I've owned the Chord Mscaler for a year and loved it, but recently added two new components that have built in upsampling: The Aurender W20SE, and the Jay's Audio CDT3-MK3. I find the Mscaler works well with the Aurender's built in upsampling, but not the Jay's.

 

Conclusion: not upsampling the Jay's, and standard redbook 16-bit 44Khz to the Mscaler gives incredible 24-bit 705Khz to the Hugo TT2 DAC for finest sound.

 

With multiple upsamplers in a chain has anyone gotten static, popping, smearing, or any kind of distortion from too much upsampling?

128x128brandonhifi

@vonhelmholtz 

I hope you’re certainly not suggesting that results from consumer grade up-sampler is on par with mastering done in a professional studio? 

@vonhelmholtz

In this discussion, we are not talking about mastering in pro studio. My initial post was in context of upsampling at consumer grade level, which nets nothing; all that perceived detail is nothing but a form of distortion.

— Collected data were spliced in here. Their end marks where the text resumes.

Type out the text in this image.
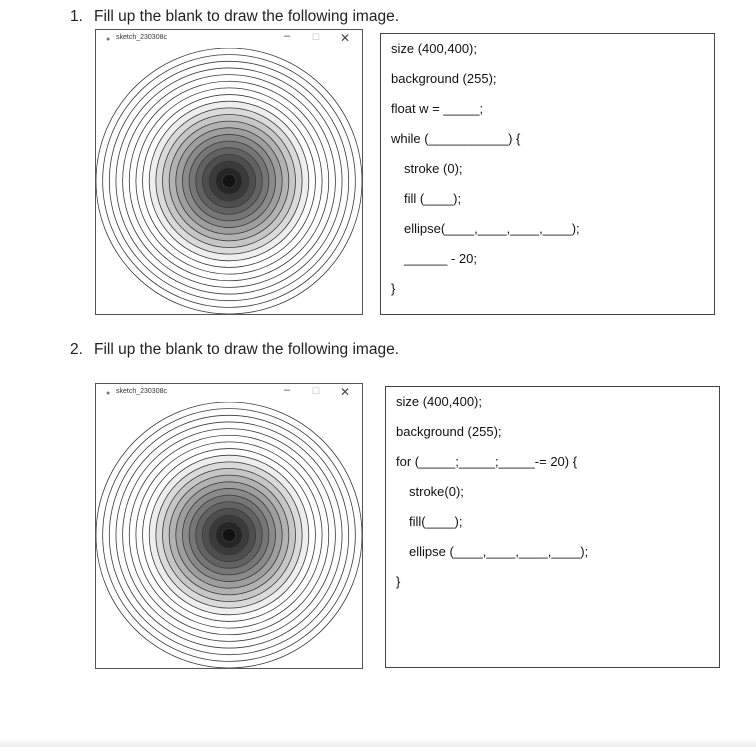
1. Fill up the blank to draw the following image.
● sketch_230308c	– ☐ ✕
size (400,400);
background (255);
float w = _____;
while (___________) {
stroke (0);
fill (____);
ellipse(____,____,____,____);
______ - 20;
}
2. Fill up the blank to draw the following image.
● sketch_230308c	– ☐ ✕
size (400,400);
background (255);
for (_____;_____;_____-= 20) {
stroke(0);
fill(____);
ellipse (____,____,____,____);
}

I do see your point, a DSD file professionally up sampled in a mastering studio probably carries more legitimate info across the spectrum. Personally, I prefer to listen files in its native resolution. 

Well, in the past (around late '80s) we do have 8x oversampling CD players.  That means we are very accustomed to 16bit 352.8KHz sound signatures.

 

Personally I tested myself on a headphone, anything more than 24/176.4 makes no difference to me.

 

IMO having 24/352 is perfectly fine.  And I like upsampling music playback, NOS sounded a bit rough to my ears, but some people swear by it as some holy grail DAC mode.  Definitely subjective opinion here.

I like upsampling music playback, NOS sounded a bit rough to my ears, but some people swear by it as some holy grail DAC mode. Definitely subjective opinion here.

Agreed, unquestionably subjective. Some listeners do not like up/over sampling due to algorithms/mathematical use and subsequent manipulated-recreated or reconstruction of the signal. So definitely alternative approaches preferred by different listeners. Thankfully options of choice exist.